Non c’è pace! Perché siamo così inclini alla discordia
La discordia è una cifra dell’esistenza umana che porta a dividerci, a farci guerra, a guardarci con diffidenza, a costruire un mondo di male, è talmente umana che gli antichi greci avevano immaginato una dea dedita alla discordia: Eris che Omero definisce “signora del dolore”.
Discordia e divisione, (Torre di Babele, cf Gen 11,1-9, dove non ci si capisce più), segno dell’assenza dello Spirito, sono tra noi, ma molte volte anche in noi, quando nel nostro cuore lottano e si agitano, intenzioni contrastanti.
Generalmente l’origine della divisione è la superbia, la pretesa di sembrare migliori degli altri, si cerca gratificazioni che non esistono, (vanità), cose vuote e inconsistenti, che però predispongono il nostro animo alla battaglia. Quando abbiamo la pretesa di essere i primi i migliori, l’altro diventa inevitabilmente un avversario in quanto offusca la nostra immagine, anche se paradossalmente tutti noi condanniamo la divisione e affermiamo di desiderare l’armonia, la pace e la tranquillità.
Questo testo degli Atti degli Apostoli ci presenta alcune condizioni che permettono di accogliere la comunione come segno dello Spirito. Innanzitutto i discepoli si trovavano nello stesso luogo (cf At 2,1): non sono dispersi, non lavorano ciascuno per sé, ma si ritrovano, forse per condividere coraggiosamente quello che stanno vivendo, lo stesso progetto, lo stesso desiderio, lo stesso sogno. Non si difendono e non si separano: stare nello stesso luogo significa smettere di farsi guerra.
Lo Spirito si presenta come un fuoco che si divide, un’unica sorgente, da cui ciascuno riceve. Lo Spirito è là dove noi vogliamo condividere, dove nessuno trattiene per sé, dove ci riconosciamo figli di uno stesso padre, dove mettiamo insieme quello che abbiamo, le nostre risorse, le nostre conoscenze, i nostri doni. Mettere insieme e condividere è un atto coraggioso e proprio per questo non così frequente: generalmente cerchiamo solo il nostro personale interesse.

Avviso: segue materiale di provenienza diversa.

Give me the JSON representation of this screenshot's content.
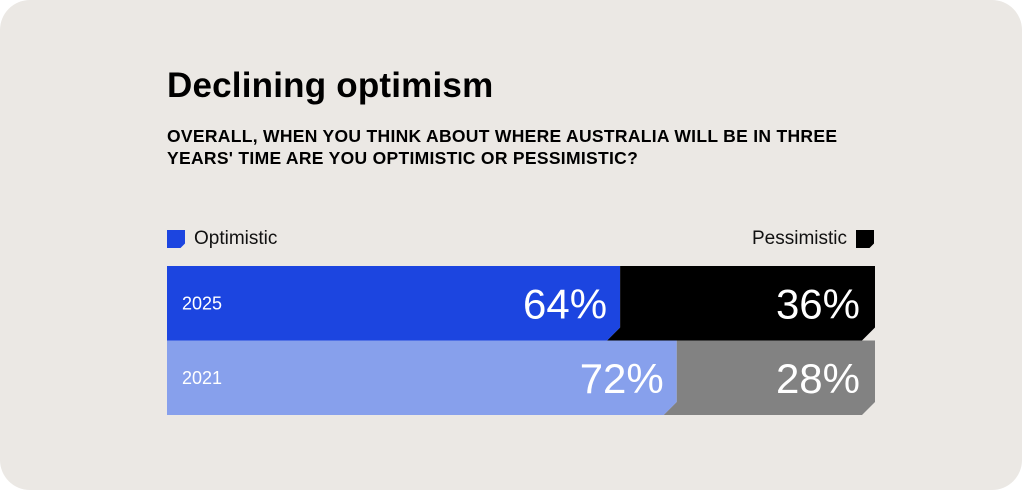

Effetto dello Spirito è la comunione: i discepoli riescono a farsi capire pur parlando lingue diverse. Non a caso comunicare e comunione hanno la medesima radice: cum-munus, portare insieme un munus, che è al contempo dono e responsabilità.
Segno della comunione è il successo della comunicazione: parlare la stessa lingua, riuscirsi a capire, avere nel cuore lo stesso desiderio: non ci capiamo più quando ognuno cerca soltanto le proprie ragioni, tenta di ingannare l’altro, si trincera dietro ai propri pregiudizi.
Il Vangelo di Giovanni ci ricorda che dove c’è l’amore, non ci può essere timore: quando Gesù sta in mezzo alla comunità e dona lo Spirito, le porte del cenacolo cominciano ad aprirsi ed è l’inizio di un cammino.
Frutto dello Spirito, è la capacità di perdonare: lo Spirito è pace. Se non perdoniamo, tratteniamo dentro noi il male, perdonare è liberazione non solo per chi è perdonato, ma anche per chi perdona. Lo Spirito è presente dove c’è perdono.
Lo Spirito è come il vento (At 2,2), come il soffio (Gv 20,22) è inafferrabile, possiamo sentirne solo gli effetti, ma è impossibile trattenerlo. Lo Spirito soffia dove vuole, e ci sorprende sempre con la sua presenza.
A noi la scelta: invocare la presenza dello Spirito oppure continuare a vivere con la pretesa di essere migliori degli altri.
Chiediamoci allora: Sono una persona che crea comunione o porta discordia? Dove posso riconoscere in me e intorno a me, l’azione dello Spirito santo?